It’s already Week 4 of my second time offering a DH@CC course: “Reading, Writing, and Digital Culture.” It took 2 years to get the name changed in the catalog from “Introduction to Digital Humanities,” which no one on my campus understood!
The very first things students do in my class is to create a course-dedicated blog (or at least a course-dedicated page on an extant blog) and to introduce themselves on it, and so I did the same thing here. I walk everyone through the weeks as I see them unfolding, hoping I can stick somewhat to the plan. Although I couldn’t fit it in last year, I am working really hard to put together a modified/right-sized instructional demo for students to create a digital edition using smart phones and cheap apps. This idea and some of the scaffolding is totally indebted to Shawna Ross at Texas A&M, who provided a comprehensive introduction to this work in a webinar on programming for humanists. Her book with Claire Battershill, Using Digital Humanities in the Classroom, is out this year from Bloomsbury Academic.

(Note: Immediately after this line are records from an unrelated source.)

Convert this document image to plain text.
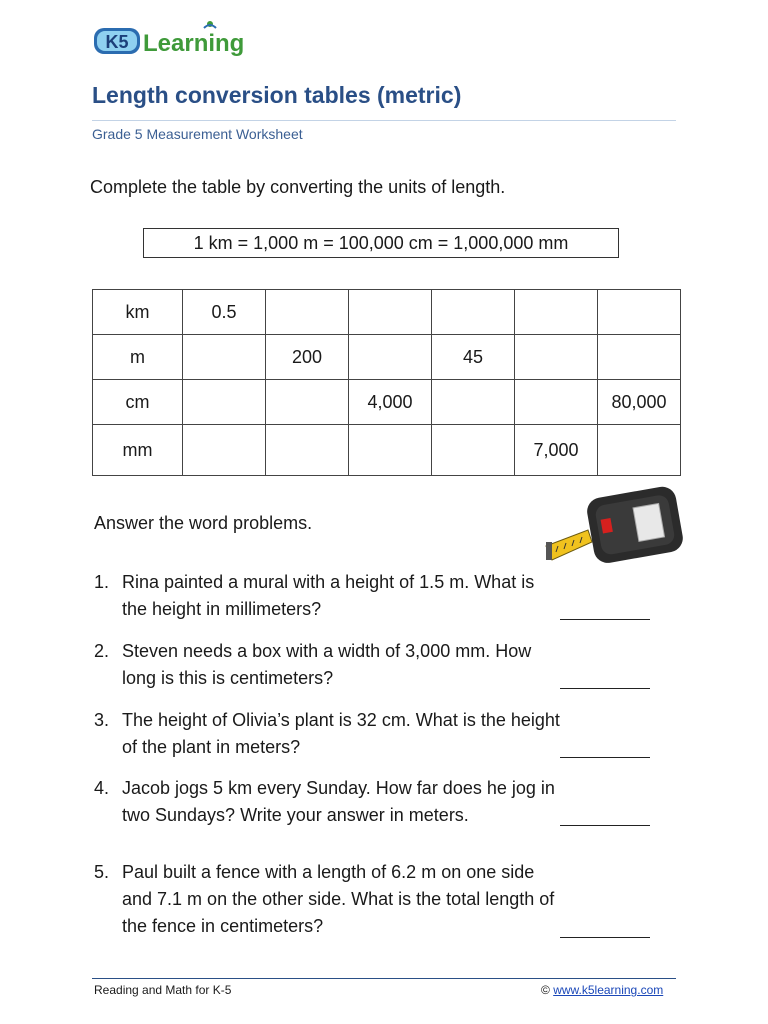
K5 Learning
Length conversion tables (metric)
Grade 5 Measurement Worksheet
Complete the table by converting the units of length.
1 km = 1,000 m = 100,000 cm = 1,000,000 mm
km	0.5					
m		200		45		
cm			4,000			80,000
mm					7,000	
Answer the word problems.
1. Rina painted a mural with a height of 1.5 m. What is the height in millimeters?
2. Steven needs a box with a width of 3,000 mm. How long is this is centimeters?
3. The height of Olivia’s plant is 32 cm. What is the height of the plant in meters?
4. Jacob jogs 5 km every Sunday. How far does he jog in two Sundays? Write your answer in meters.
5. Paul built a fence with a length of 6.2 m on one side and 7.1 m on the other side. What is the total length of the fence in centimeters?
Reading and Math for K-5	© www.k5learning.com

If I do manage to teach my online students how to create a digital edition–of a menu, or a letter, of a book chapter–then it will be as part of their larger Omeka archive project, which makes up the heart of the second half of the term. Last year’s students struggled for the first couple weeks trying to figure it all out, but the feedback I got by the end of the term was that it was incredibly meaningful for students to be able to curate their own digital collection.
Next week, I’m working with Annemarie Hamlin at Central Oregon CC in a collaborative assignment with her students. Both classes will share their work in a Google doc and use the comments feature to talk to one another about their discoveries. Tune in in a couple weeks and I’ll let you know how it goes!